As I was hoping, this Mac is not only better, it's awesome! If I had gotten this one the first time, by now I might be a Mac/Adobe aficionado! Though I haven't yet completed a project in CS5 (yes, it came with the NEW suite!), I fully intend to. I'm armed with a stack of OS X Lion and CS5 books from the library. And this time, it isn't going to be torture. The new computer is quite zippy, the memory-hog programs open in seconds. The computer will even reboot in less time than any computer I've ever owned. To date, the "spinning beach ball of death" has only ever spun for a second or two, where it was a continual presence on the PowerBook.

So, maybe I'm a little nerdy and smart like
John Hodgeman, and a little cool and savvy
like Justin Long?
As far as my PC vs. Mac feelings go, I can't say I'm a Cult of Mac convert yet.
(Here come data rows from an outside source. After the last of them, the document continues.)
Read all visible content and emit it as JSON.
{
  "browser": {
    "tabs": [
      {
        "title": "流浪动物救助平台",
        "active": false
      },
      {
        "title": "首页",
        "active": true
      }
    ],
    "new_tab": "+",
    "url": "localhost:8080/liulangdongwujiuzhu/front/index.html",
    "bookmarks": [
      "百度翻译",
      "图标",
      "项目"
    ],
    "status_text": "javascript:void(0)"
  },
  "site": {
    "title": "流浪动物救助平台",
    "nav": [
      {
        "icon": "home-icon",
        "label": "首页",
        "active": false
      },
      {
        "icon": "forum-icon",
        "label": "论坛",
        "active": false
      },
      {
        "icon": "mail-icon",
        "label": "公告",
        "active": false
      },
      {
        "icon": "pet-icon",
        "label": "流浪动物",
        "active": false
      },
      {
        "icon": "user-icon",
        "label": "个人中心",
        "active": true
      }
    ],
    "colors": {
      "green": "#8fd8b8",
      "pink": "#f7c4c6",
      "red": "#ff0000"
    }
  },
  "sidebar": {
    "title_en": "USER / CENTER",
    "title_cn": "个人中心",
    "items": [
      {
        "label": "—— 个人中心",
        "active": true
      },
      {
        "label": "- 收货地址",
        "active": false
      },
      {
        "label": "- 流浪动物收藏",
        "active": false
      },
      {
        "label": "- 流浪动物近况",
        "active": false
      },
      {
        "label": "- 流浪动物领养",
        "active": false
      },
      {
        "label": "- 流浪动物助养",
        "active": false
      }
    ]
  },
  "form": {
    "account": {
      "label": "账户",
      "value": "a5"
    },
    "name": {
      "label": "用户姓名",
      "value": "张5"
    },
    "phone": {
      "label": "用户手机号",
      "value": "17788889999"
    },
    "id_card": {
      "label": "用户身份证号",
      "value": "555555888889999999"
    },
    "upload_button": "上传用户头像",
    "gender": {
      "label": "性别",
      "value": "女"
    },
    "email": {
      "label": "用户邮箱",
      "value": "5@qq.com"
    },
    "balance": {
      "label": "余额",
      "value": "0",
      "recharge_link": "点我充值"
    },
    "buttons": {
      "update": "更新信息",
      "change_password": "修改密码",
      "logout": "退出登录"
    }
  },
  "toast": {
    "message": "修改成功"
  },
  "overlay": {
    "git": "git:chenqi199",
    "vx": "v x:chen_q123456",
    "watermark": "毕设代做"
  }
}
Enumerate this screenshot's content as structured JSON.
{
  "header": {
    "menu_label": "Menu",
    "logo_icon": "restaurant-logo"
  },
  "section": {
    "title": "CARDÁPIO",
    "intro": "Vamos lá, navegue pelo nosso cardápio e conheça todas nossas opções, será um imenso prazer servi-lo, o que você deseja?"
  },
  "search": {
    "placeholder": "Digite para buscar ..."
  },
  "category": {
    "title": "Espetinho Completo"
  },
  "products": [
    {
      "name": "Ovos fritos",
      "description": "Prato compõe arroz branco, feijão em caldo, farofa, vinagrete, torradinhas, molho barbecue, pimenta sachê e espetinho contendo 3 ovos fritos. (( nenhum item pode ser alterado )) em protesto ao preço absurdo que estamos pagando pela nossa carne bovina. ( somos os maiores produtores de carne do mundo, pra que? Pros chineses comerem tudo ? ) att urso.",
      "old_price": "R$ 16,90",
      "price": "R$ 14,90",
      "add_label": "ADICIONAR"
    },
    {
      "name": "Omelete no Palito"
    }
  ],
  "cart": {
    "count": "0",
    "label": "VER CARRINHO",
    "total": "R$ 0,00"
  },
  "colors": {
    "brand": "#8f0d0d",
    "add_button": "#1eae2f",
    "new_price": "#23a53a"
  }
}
It isn't better, it's just different. I have a brand new quad-core Dell PC as my desktop setup, and it's is faster, though not by much. I'm still much more familiar in a PC environment, and can "get under the hood" much faster, and with much more assurance. But my MacBook will continue to be my casual use go-to, since it is portable. It will go with me on trips. And I'm no longer soured by the nearly useless experience with the PowerBook. I only worry that this Mac will grind itself to uselessness as it ages. PCs can be re-souped up even in older age to at least be used as internet terminals. I hope this Mac can do the same.

I'll be posting the results of my first Mac graphics experiment (the first successful one, anyway!) once I have it done, hopefully this weekend. If you are a PC who is bi-curious (in the computer world, silly), I can recommend staying away from Motorola-based older Macs, but Intel Core2Duos or above? Go for it! But weigh the pre-loaded software models heavier. As expensive as these suckers are, you'll be discouraged otherwise.